Elle n’y connaissait « rien », parce que son parcours n’aurait pas dû la conduire, en solo, jusque dans le Marais. Mais elle aime les chemins de traverse. Pas si fréquent pour une fille de juriste, qui a grandi à Epinal et fait son droit à Strasbourg. Sauf qu’en DEA de droit public, « j’ai tenu dix jours ! » Elle bifurque illico en histoire de l’art et intègre la très chic école Christie’s Education. « Le matin, on avait des cours théoriques. L’après-midi, on faisait des visites privées, bien souvent chez des particuliers. » De quoi se forger un goût et se faire un œil. Mais si d’aucuns s’attendaient à la retrouver, ensuite, dans une maison de vente des beaux quartiers, c’est aux Puces, à Saint-Ouen, qu’elle s’installe. Elle a son stand. Sa spécialité : le mobilier vintage, avec un faible aussi pour les céramiques des années 1950. Cette autre « école » lui apprend tout de la véritable valeur marchande des objets. L’aventure, de l'autre côté du périph', dure près de quatre ans. Puis, pour rassurer son père, elle passe l’examen de commissaire-priseur. Ses stages ? Elle les fait chez Tajan et Collin du Bocage. Mais, à Drouot, elle ne retrouve pas le charme des salles de vente de province. Celles où elle allait dans les Vosges. « Celles où un tracteur pouvait se retrouver sur la liste des biens à disperser ! » Elle évoque aussi quelques commissaires-priseurs parisiens capables de changer de cravate en un clin d’œil, « passer d’une rouge à une noire », pour ne pas rater l’enterrement d’un riche client dont ils espèrent récupérer collections, objets, curiosités. Un mode opératoire dans lequel elle ne se reconnaît pas. Alors elle sort du jeu, donne naissance à deux enfants et, parallèlement, se met en quête d’une galerie pour y exposer des designers.

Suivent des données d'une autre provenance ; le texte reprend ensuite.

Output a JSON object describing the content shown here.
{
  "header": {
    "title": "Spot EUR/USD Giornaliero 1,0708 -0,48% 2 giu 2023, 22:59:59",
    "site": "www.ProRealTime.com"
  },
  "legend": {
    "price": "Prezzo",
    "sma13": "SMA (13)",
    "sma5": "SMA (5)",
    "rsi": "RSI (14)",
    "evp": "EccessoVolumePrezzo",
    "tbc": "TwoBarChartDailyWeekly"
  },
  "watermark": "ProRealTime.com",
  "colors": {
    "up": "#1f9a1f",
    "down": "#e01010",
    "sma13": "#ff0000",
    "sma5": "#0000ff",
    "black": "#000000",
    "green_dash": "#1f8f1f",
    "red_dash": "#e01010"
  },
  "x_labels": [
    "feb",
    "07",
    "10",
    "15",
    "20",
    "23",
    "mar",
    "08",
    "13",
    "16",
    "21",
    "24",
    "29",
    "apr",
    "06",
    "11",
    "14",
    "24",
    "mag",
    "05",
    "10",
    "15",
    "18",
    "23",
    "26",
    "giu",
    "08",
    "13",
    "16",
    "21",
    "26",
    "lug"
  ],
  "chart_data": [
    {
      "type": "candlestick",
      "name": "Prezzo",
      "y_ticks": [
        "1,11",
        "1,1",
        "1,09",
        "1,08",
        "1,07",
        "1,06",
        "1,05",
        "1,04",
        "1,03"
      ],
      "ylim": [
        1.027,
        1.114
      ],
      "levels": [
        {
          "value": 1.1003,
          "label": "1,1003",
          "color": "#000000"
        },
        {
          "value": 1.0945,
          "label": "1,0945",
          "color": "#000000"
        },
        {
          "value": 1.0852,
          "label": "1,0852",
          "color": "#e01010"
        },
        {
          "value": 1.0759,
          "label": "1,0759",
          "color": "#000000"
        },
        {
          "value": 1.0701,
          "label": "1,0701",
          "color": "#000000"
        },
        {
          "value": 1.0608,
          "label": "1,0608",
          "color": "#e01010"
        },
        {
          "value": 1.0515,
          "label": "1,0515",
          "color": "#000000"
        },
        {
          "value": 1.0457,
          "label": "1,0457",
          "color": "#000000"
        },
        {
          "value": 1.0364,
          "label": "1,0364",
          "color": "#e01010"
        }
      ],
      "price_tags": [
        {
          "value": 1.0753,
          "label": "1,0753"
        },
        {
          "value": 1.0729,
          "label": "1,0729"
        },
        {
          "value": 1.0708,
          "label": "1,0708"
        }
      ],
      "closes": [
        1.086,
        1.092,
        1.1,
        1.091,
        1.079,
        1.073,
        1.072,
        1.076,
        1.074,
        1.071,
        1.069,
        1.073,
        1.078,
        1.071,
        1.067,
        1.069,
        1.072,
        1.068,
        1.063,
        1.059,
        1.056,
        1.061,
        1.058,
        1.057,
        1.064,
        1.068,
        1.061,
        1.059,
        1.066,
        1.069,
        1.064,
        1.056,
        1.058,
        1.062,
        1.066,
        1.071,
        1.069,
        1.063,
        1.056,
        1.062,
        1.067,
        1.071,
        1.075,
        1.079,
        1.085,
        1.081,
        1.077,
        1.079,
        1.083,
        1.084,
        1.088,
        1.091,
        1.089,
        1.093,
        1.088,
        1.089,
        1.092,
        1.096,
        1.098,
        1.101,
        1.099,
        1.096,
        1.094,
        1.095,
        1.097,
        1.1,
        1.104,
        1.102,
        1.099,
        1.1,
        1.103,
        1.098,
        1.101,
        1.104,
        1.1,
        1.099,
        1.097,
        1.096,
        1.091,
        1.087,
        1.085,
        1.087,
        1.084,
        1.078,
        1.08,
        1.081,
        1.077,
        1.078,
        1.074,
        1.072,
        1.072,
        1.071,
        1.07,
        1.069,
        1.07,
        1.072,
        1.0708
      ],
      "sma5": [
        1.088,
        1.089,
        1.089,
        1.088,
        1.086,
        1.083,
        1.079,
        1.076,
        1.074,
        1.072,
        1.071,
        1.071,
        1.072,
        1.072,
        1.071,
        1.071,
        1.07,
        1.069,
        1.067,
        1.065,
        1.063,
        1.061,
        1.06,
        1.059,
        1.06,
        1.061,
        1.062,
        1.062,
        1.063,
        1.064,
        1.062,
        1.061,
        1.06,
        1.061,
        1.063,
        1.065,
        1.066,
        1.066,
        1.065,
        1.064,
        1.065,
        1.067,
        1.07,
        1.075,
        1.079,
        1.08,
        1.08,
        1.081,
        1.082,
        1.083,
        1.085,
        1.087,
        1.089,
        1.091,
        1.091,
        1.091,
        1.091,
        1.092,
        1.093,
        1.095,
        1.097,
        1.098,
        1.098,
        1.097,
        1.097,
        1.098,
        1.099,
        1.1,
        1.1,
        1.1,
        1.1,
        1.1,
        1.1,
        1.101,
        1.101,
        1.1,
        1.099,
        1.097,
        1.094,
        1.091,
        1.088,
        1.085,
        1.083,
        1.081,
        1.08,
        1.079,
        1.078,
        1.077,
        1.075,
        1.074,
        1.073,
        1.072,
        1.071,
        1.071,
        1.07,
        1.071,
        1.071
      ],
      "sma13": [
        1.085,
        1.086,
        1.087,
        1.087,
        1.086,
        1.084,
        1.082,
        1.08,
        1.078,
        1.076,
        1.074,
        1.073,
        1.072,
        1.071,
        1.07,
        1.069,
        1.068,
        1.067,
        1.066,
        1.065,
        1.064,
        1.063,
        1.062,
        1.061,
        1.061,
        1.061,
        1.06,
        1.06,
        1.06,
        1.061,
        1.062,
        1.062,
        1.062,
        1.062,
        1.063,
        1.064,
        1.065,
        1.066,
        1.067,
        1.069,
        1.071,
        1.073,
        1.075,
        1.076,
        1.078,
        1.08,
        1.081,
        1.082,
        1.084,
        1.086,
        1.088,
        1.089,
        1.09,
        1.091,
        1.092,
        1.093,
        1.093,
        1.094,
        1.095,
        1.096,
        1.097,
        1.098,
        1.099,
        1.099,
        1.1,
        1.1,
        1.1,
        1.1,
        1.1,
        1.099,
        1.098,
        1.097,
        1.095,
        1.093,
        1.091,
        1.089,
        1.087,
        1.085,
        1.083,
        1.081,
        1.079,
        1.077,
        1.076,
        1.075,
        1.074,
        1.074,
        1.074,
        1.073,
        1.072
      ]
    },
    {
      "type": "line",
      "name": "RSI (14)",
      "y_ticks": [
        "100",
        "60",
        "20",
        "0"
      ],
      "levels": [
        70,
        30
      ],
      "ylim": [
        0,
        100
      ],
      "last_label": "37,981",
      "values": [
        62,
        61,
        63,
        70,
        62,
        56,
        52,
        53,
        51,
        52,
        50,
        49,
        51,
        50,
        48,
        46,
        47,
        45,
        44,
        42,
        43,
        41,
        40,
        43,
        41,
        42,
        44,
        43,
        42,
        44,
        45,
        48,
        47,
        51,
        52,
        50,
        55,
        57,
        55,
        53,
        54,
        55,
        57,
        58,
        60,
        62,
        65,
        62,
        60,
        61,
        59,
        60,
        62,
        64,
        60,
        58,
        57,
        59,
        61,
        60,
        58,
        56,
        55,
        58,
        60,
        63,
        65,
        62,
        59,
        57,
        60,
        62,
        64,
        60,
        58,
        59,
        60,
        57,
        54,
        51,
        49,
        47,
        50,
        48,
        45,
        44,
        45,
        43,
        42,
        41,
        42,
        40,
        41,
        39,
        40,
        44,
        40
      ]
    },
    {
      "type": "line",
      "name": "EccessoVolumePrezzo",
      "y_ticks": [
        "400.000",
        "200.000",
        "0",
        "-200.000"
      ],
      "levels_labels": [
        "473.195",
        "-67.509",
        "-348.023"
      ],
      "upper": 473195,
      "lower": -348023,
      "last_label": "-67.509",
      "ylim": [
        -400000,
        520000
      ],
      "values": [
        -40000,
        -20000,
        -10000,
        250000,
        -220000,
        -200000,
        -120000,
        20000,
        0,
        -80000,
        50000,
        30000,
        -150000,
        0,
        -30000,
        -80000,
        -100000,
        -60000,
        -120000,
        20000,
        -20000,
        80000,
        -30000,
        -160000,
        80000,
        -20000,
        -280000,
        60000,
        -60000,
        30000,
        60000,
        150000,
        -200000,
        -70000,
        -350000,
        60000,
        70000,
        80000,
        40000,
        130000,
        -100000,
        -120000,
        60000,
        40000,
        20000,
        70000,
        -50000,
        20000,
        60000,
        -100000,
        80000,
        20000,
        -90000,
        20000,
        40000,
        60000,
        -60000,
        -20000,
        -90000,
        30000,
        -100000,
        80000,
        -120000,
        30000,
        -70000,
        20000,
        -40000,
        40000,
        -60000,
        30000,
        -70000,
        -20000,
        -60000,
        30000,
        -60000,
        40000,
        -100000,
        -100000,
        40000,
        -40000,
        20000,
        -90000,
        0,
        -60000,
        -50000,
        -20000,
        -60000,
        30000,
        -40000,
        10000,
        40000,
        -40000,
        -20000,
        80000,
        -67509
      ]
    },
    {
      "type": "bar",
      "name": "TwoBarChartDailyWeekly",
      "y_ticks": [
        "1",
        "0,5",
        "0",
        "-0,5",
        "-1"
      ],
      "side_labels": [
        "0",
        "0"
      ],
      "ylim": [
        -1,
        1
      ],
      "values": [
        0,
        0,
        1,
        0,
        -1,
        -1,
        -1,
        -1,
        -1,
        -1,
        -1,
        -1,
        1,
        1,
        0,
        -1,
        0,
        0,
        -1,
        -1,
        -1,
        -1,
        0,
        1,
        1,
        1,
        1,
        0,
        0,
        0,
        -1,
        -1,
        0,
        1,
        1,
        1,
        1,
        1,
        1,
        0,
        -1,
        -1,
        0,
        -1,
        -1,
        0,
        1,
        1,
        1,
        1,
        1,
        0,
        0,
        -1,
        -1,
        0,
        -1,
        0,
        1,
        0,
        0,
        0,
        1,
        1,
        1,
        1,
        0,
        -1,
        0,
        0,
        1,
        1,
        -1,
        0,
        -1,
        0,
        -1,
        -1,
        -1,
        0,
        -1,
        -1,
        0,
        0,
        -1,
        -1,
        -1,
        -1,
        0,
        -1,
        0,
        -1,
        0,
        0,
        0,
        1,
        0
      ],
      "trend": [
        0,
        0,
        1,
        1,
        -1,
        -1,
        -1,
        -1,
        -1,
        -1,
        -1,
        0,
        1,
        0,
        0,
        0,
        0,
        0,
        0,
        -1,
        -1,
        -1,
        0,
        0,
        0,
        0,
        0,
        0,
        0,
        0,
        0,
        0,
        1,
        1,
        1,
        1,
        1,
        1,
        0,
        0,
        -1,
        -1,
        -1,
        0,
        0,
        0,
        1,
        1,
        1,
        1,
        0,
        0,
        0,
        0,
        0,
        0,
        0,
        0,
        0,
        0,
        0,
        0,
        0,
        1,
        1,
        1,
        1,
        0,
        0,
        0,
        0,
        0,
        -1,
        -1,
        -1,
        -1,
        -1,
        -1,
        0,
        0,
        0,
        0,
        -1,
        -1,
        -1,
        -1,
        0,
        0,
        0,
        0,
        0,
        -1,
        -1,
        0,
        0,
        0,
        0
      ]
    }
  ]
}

Sa première recrue sortait tout juste de l’Académie des Beaux-Arts de Maastricht
« J’ai mis au moins cinq ans à bien positionner la galerie », confie Marie-Bérangère Gosserez. Jamais évident de se démarquer en misant sur des talents inconnus. C’est pourtant cette piste qu'elle va suivre et poursuivre. Un choix radical, qui plaît et fidélise des profils qui refusent le copié-collé, des clients qui ne veulent pas la même déco ni le même décor que les autres. Le parti pris de la galeriste se résume à éviter les stars du design – « d’autres s’en occupent très bien » -, pour défendre des créateurs dont elle aime le travail, le savoir-faire, la personnalité. Sa première recrue ? Valentin Loellmann. « Il sortait tout juste de l’école. » A savoir : l’Académie des Beaux-Arts de Maastricht. Elle l'avait repéré lors de la présentation de son projet de fin de cursus. Depuis, avec lui, la galerie a décroché, à deux reprises, le Prix du design contemporain au PAD London. Parce qu'elle a du nez, la fouineuse. A cela s’ajoute la capacité de Marie-Bérangère Gosserez à pousser la dizaine de designers, qu’elle représente aujourd’hui, vers le sur mesure, la pièce unique, singulière, faite à la main. Idéal pour des clients en quête d’objets « avec une âme et du caractère », dit-elle. Des connaisseurs qui parfois économisent plusieurs mois pour s’offrir une assise ou une table. Comme cette femme qu’Anne-Sophie Lammens, directrice de la galerie, n’oubliera jamais : « C’était ma première vente et cette cliente a pleuré quand elle a vu la petite statue qu’elle avait commandée, posée sur le comptoir, prête à être emballée. » Il y a de l’humain dans tout ça. Et ça fait du bien. Quant à Marie-Bérangère Gosserez, sa séquence « émotion », c’est lorsque l’historienne de l’art, Anne Bony, est venue avec des étudiants de l’Institut français de la mode. « Je ne la connaissais pas physiquement, mais j’avais lu tous ses livres, qui étaient rangés sur une étagère de la galerie. Quand je lui ai demandé son nom, elle a pointé les ouvrages du doigt et m’a dit : tout ça, c’est moi ! » Le quotidien de la galeriste est truffé d’anecdotes, de rencontres, de découvertes. Pas pour elle les esprits étriqués. Il lui faut de la légèreté, un brin de fantaisie et surtout une bonne dose de liberté. D’ailleurs la vie avec un masque, ça ne lui plait pas. Pour en limiter le port, elle vient au boulot à vélo. Une bicyclette turquoise, d’un autre âge, comme celle qu'on retrouve, chaque été, dans un cabanon de maison de vacances, quand on a dix ans.